"could not obtain user info" after 5.2 update

We upgrade from 5.0 to 5.2 recently and ever since then we get repeatedly this error message from syslog:

Jun 10 11:49:23 backup-node unix_chkpwd[10088]: check pass; user unknown
Jun 10 11:49:23 backup-node unix_chkpwd[10088]: password check failed for user (primary-node$)
Jun 10 11:49:23 backup-node sshd[10087]: pam_unix(sshd:auth): authentication failure; logname= uid=0 euid=0 tty=ssh ruser= rhost=192.168.0.9  user=primary-node$
Jun 10 11:49:23 backup-node sshd[10087]: pam_krb5(sshd:auth): user primary-node$ authenticated as primary-node$@EXAMPLE.ORG
Jun 10 11:49:23 backup-node unix_chkpwd[10089]: could not obtain user info (primary-node$)
Jun 10 11:49:23 backup-node sshd[10085]: Accepted keyboard-interactive/pam for primary-node$ from 192.168.0.9 port 34074 ssh2
Jun 10 11:49:23 backup-node sshd[10085]: pam_unix(sshd:session): session opened for user primary-node$(uid=2001) by (uid=0)
Jun 10 11:49:23 backup-node sshd[10085]: pam_unix(sshd:session): session closed for user primary-node$

At first glance, it doesn’t look like anything critical, PAM just tries to auth with local user, which doesn’t exist, and then uses kerberos?
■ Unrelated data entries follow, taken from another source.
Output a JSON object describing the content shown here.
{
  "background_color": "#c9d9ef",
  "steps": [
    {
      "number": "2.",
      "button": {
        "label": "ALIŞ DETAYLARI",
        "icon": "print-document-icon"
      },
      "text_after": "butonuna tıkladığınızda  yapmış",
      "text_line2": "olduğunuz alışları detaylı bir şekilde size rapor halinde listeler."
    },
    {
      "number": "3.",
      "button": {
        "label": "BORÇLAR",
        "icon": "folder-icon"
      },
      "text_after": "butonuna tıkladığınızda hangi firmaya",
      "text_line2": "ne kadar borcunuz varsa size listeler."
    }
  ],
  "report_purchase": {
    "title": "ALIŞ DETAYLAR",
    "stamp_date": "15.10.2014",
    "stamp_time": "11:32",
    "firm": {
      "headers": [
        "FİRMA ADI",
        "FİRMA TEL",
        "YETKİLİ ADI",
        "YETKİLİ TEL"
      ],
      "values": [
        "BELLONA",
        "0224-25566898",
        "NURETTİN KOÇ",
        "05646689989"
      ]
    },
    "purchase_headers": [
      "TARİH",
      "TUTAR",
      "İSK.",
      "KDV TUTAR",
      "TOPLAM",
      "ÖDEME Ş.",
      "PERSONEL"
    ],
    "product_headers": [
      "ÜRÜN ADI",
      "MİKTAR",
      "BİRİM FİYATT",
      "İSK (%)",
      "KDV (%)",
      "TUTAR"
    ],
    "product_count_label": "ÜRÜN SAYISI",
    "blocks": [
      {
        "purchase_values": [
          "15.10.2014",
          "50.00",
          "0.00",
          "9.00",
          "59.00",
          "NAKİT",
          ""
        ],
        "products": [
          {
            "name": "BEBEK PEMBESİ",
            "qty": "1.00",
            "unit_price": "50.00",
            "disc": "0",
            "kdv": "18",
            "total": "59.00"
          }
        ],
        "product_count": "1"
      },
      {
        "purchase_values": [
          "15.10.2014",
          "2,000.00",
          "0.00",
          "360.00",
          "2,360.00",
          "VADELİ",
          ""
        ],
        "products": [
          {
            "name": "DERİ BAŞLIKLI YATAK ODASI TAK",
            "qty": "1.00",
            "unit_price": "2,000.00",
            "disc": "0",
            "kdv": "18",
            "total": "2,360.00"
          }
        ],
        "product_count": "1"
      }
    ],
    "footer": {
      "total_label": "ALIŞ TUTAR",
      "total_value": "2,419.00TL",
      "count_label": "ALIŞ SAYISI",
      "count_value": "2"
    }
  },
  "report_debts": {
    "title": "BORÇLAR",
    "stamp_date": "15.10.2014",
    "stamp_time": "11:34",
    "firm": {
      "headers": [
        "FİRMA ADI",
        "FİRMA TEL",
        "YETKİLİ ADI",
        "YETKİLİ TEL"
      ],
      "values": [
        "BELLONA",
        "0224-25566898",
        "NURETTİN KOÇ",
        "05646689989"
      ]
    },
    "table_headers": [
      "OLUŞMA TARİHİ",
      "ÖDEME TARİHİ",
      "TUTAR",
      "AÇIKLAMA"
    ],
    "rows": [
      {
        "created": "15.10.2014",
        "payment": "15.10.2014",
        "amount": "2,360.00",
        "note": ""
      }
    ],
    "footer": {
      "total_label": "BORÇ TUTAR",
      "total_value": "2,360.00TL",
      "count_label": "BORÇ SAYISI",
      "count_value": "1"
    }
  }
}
We can just ignore this, right?

Yes, this can typically be ignored. The log records PAM trying to authenticate the primary-node$ user locally (via pam_unix first), fail because the user does not exist on the local system, and then successfully authenticate, using Kerberos (pam_krb5) later. This is normal in environments that use Active Directory (or similar systems using host based trust and kerberos auth). It is not critical, but if the noise bothers you, you may suppress or redirect these logs via PAM or syslog configuration. Just be careful not to hide genuine auth issues in the meantime.

1 Like

Thanks for the reply! :slightly_smiling_face:

In this case, I’ll suppress the message through syslog.